Il y a des régions où la nature reste un décor. À Kumamoto, elle est un personnage à part entière — parfois protectrice, parfois menaçante, mais jamais tout à fait silencieuse. D’un côté, un château de pierre noire qui a traversé quatre siècles de tremblements et de sièges sans jamais vraiment tomber. De l’autre, un volcan encore actif qui, aujourd’hui même, continue d’exhaler sa fumée au-dessus d’une caldeira où des milliers d’habitants ont pourtant choisi de vivre.

Une forteresse pensée pour ne jamais céder

Tout commence en 1588, lorsque Katō Kiyomasa reçoit le titre de daimyō de la province de Higo.

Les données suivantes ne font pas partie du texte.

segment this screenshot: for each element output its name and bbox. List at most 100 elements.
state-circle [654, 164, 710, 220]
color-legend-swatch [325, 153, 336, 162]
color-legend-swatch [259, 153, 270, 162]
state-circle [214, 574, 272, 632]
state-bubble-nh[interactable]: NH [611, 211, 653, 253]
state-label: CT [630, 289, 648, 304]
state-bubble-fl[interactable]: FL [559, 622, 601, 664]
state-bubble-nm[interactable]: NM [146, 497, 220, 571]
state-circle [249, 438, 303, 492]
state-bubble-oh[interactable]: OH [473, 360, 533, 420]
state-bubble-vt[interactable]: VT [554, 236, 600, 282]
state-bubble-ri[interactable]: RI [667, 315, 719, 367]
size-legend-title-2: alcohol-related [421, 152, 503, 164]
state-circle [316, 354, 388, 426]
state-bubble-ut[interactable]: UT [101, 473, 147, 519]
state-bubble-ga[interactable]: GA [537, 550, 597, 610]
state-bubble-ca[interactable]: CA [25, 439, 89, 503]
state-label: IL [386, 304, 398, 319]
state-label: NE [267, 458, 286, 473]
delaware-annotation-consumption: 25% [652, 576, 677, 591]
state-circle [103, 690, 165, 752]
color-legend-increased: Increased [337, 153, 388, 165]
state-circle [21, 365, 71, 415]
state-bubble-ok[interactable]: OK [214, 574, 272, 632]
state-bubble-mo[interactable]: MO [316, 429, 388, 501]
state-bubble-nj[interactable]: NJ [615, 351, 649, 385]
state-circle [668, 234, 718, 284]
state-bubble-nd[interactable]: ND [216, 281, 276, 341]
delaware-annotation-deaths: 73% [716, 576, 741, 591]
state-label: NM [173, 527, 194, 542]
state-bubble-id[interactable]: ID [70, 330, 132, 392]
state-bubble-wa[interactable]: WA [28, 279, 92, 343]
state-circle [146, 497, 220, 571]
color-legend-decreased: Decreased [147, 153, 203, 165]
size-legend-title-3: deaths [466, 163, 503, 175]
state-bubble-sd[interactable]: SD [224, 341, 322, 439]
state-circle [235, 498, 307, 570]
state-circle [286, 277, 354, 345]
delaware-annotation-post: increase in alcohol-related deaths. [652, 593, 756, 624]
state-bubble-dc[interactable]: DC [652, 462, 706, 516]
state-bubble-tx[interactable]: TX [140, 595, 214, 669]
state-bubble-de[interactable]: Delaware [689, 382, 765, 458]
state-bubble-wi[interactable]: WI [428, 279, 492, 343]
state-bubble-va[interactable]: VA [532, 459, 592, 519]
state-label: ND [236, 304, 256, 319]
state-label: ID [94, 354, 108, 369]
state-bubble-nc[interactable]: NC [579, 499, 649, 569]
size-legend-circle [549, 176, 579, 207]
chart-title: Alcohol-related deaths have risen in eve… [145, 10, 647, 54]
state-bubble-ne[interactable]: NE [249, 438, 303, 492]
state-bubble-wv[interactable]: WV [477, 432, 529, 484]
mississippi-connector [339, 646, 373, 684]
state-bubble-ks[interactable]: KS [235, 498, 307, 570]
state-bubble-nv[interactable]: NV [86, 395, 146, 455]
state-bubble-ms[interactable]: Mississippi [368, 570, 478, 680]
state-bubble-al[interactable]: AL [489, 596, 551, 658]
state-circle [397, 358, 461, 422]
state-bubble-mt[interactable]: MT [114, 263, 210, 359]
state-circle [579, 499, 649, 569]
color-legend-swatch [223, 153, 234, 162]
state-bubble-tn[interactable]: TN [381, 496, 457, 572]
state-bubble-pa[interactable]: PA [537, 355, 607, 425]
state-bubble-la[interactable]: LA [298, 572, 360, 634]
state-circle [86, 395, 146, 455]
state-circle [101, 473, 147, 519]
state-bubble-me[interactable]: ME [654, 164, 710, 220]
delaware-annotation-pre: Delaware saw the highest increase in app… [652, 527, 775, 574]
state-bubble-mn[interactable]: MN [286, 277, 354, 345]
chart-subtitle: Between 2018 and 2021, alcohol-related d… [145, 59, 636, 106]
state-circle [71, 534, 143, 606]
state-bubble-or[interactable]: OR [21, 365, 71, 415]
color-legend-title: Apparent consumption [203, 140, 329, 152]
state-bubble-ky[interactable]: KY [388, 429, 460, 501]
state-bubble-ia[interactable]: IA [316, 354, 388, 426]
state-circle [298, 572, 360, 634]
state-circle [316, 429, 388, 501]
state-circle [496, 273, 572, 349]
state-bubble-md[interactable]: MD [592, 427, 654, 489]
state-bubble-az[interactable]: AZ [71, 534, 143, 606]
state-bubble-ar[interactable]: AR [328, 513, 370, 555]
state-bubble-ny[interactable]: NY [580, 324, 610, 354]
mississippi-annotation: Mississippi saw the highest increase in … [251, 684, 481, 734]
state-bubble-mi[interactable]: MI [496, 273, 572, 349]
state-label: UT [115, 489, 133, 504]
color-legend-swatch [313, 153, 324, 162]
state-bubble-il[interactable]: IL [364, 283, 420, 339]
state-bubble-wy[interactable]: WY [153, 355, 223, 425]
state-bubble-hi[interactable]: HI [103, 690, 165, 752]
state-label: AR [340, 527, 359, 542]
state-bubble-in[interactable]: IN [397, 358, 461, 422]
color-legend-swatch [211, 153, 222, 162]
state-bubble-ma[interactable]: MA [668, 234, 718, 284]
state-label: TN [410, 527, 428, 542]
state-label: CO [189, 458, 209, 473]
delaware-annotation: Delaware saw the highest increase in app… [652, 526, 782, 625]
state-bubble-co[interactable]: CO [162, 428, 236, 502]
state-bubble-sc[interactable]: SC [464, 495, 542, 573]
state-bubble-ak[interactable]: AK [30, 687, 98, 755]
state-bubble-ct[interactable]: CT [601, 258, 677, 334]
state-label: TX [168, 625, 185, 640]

Le guerrier entreprend alors la construction d’un château si ingénieusement défendu qu’on le considère encore aujourd’hui comme l’une des forteresses les plus abouties du Japon féodal — hauts murs de pierre incurvés, dits « en éventail renversé », impossibles à escalader, et un dédale de structures pensées pour épuiser tout assaillant avant même qu’il n’atteigne le donjon.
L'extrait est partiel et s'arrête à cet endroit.